The next day we went out to Mount Kinabalu National Park, the main attraction Sabah state. The park hosts South-East Asia’s tallest mountain, to ascend to the top is a two day journey and is quite gruelling but doable by most people in decent health (have a google to get an idea). Looking at some of the trips offered by numerous tour groups I was under the assumption you get take a trip up part of the mountain in a day and get back, so after having visited park headquarters and picked up a map we headed on some of the trails but eventually found they are based more or less around the park headquarters, none of them offered the tame ascent I was looking for. My advice would be if you do decide to visit Kinabalu Park consider going with a tour operator, they can show you the best parts of what we missed out on, and also give you transportation there and back. We made the choice to head out there on our own, and it took a while to find at least two other people to share a taxi with us back to KK.
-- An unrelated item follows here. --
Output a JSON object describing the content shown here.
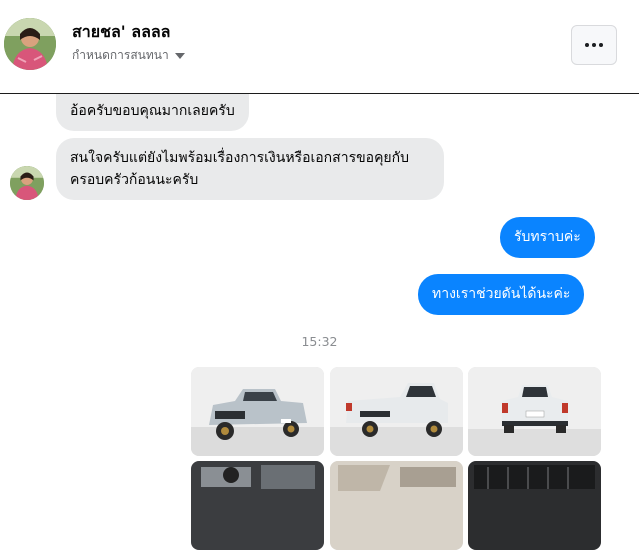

And that was pretty much our time in Kota Kinabalu, most of it in summary was me misplanning everything. From the hotel being way out of the city, to missing out on Tunku Abdul Rahman, and not bothering to climb Mount Kinabalu. I suppose my main bit advice would be not to make the same mistakes I did. From KK we made our way to Singapore which would be the last part of trip and that is to follow in the next piece God willing.